Beginning at 12:15 pm, the award ceremony will take place on The MacDowell Colony grounds, which will be open to the public for the festivities and celebration. Robert MacNeil, chairman of The MacDowell Colony, will award the Medal, along with Cheryl Young, executive director. MacDowell Fellow and preeminent jazz writer and critic Gary Giddins, this year's presentation speaker, will introduce Rollins and describe his life and work to the audience.

“I'm proud and pleased to be selected to receive this very special prize," Rollins said. “Edward MacDowell's spirit engaged me many years ago when, as a child, I was inspired by his composition 'To a Wild Rose.' Later, I had the opportunity to make it a part of my repertoire, performing it on many occasions and eventually recording it. Somehow I feel I'm getting to meet him again."

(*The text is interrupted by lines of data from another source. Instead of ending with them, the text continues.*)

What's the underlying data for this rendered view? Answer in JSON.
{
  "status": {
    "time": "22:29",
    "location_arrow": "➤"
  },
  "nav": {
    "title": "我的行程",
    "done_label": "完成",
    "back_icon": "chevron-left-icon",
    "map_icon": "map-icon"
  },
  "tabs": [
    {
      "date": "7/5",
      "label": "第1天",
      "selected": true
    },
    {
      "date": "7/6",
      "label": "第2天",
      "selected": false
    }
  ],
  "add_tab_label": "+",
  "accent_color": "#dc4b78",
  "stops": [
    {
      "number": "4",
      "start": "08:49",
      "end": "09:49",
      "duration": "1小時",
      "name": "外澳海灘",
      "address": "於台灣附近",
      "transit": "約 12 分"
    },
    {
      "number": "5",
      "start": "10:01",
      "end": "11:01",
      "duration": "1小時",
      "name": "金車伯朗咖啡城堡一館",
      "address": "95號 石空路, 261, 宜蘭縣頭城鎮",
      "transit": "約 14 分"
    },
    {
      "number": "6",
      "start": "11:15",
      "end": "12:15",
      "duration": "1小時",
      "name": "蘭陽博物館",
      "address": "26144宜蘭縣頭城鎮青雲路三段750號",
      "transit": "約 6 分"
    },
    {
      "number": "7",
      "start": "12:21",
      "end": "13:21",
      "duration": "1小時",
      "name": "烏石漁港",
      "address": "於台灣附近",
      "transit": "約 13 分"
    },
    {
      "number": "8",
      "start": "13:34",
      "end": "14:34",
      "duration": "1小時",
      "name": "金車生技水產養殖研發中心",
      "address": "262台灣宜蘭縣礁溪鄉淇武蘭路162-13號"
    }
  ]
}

In naming Rollins the 2010 Medalist, Giddins, also chairman of this year's Medalist Selection Committee, said, “Much as The MacDowell Colony represents to countless artists a matchless paradise for inspired, uninterrupted creativity, this year's Medalist represents the zenith of his art. Perhaps more than any other artist since World War II, Sonny Rollins has personified the fearless adventure, soul, wit, stubborn individuality, and relentless originality that is jazz at its finest. From the time he began recording, at 19, he was recognized as a major talent; his innovative approach to the tenor saxophone was endlessly copied, and his original compositions frequently adapted. But in jazz, composer and performer are often one and the same, and perhaps his key achievement has been the forging of an improvisational method that has given the idea of theme-and-variations a renewed vitality. His singular music is at once reassuring in its fortitude and daring in its detours. Incapable of faking emotion or settling for rote answers to the challenges of creating music in the moment, he keeps us ever-alert to the power of the present."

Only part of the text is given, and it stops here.